Banks looking to transform risk management can focus on four mutually reinforcing areas: organization, governance, processes, and digitization and advanced analytics. While enhancements isolated in each area can boost both effectiveness and efficiency, the true potential comes from tackling them in sequential order. Organizational optimization facilitates governance rationalization, which facilitates effective streamlining of processes, which enables digitization and advanced analytics to yield maximal benefit.

  • By optimizing the organization, institutions can gain effectiveness, clarifying responsibilities, increasing accountability, and matching talent to jobs. The changes also promote efficiency by reducing redundancy in activities across the first and second lines of defense. Perhaps most important, organizational improvements lay a necessary foundation for rationalizing governance, streamlining processes, and digitization.
  • By rationalizing governance, banks can focus attention on what matters most and remove pain points for the business. Eliminating unneeded activities frees up a scarce and precious resource—management bandwidth—while yielding some direct efficiency benefits. Most critically, rationalized governance sets the foundation for streamlining processes as well as for digitization.
  • By streamlining and strengthening processes, institutions can take dramatic steps on the efficiency–effectiveness curve while creating better employee and customer experiences. Streamlined processes are also easier to digitize, either in targeted ways or in full.
  • Finally, digitization and advanced analytics augment and magnify the effect of process redesign, allowing for full impact to both risk-management effectiveness and efficiency. Appropriately automated processes are less error prone and less costly. Perhaps even more important, digitization permits institutions to embed automated real-time (or near-real-time) risk controls within core processes. This reduces control failures and makes far more efficient use of resources.

Secrets of transformative success

End-to-end risk transformations can reduce the cost base while meaningfully improving the quality of risk management. Four initial steps are essential to success.

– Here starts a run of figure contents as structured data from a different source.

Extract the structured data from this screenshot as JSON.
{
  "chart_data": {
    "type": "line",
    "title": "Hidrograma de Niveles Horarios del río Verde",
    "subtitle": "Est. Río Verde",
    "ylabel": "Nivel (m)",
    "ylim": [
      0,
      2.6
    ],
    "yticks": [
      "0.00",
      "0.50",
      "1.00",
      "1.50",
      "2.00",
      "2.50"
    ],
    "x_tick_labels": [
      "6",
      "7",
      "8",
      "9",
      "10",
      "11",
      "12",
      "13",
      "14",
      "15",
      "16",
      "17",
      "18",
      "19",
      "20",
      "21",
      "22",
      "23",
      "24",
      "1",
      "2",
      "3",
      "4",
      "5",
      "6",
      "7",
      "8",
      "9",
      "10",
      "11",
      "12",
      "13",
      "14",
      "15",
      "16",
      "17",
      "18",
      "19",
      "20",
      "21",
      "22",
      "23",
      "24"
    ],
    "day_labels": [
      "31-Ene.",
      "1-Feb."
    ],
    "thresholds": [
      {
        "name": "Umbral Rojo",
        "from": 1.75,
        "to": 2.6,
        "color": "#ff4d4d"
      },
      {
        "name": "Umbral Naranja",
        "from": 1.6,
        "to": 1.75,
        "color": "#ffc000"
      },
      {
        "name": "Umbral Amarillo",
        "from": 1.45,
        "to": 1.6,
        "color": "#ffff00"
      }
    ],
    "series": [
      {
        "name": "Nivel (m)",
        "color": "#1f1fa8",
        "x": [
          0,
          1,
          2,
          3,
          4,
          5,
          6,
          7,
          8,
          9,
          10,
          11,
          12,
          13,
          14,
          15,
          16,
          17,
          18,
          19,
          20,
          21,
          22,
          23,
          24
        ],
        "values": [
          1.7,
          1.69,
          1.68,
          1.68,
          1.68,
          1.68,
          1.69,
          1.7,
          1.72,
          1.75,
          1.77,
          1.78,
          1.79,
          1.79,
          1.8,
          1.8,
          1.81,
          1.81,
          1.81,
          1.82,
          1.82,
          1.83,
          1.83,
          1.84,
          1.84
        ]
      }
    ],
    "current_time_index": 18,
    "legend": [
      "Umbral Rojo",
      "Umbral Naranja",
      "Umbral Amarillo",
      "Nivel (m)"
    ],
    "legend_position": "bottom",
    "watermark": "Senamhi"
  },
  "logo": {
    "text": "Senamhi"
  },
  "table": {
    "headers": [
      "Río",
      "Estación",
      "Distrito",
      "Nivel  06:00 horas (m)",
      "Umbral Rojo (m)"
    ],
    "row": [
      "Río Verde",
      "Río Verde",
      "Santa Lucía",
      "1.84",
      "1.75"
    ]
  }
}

  1. Define the scope of transformation. Banks seeking to improve productivity face a choice of risk-focused transformation or broader cross-enterprise transformation in which the risk function is a component. Given the cross-enterprise nature of the risk function, an enterprise-wide approach tends to create greater value, both throughout the enterprise and within the risk function.
  2. Set the ambition. In this step, banks determine the size of the available opportunity. Only after identifying the full potential of the transformation can institutions proceed to a detailed plan, with the risk leadership ensuring that the plan is designed to capture the full potential. Some leaders may shy away from ambitious goals, wanting instead to make more incremental changes. The trade-offs will need to be understood and discussed among the executive team beforehand, to ensure alignment.
  3. Establish appropriate governance and focus. The potential value in the transformation is realized through strict governance with clearly defined roles. A transformation officer is one key role, responsible for drawing together the threads of the transformation and keeping things moving. This is a senior, strategic role, rather than a project manager. Next, initiative owners are responsible for designing the initiatives, including the financial case, implementation timeline and resourcing, and impact on risk effectiveness. Finally, executive involvement is a must to maintain organizational discipline. A common feature of successful efforts is a weekly meeting between executives, the transformation officer, and initiative owners to understand recent progress, remove potential obstructions, and help ensure that the transformation stays on track to achieve its goals.
  4. Communicate a transformational narrative. Risk transformations have a lot in common with other change efforts. Managing organizational buy-in and maintaining momentum is essentially important and requires as much, if not more, senior-leadership attention as the substance of the work.

Transformations involve significant behavioral shifts. Addressing new demands and building new skills requires careful change management and patient leadership sustained over a multiyear time horizon. Successfully transformed organizations know, however, that the rewards—greater risk-management effectiveness at lower cost—are well worth the challenge.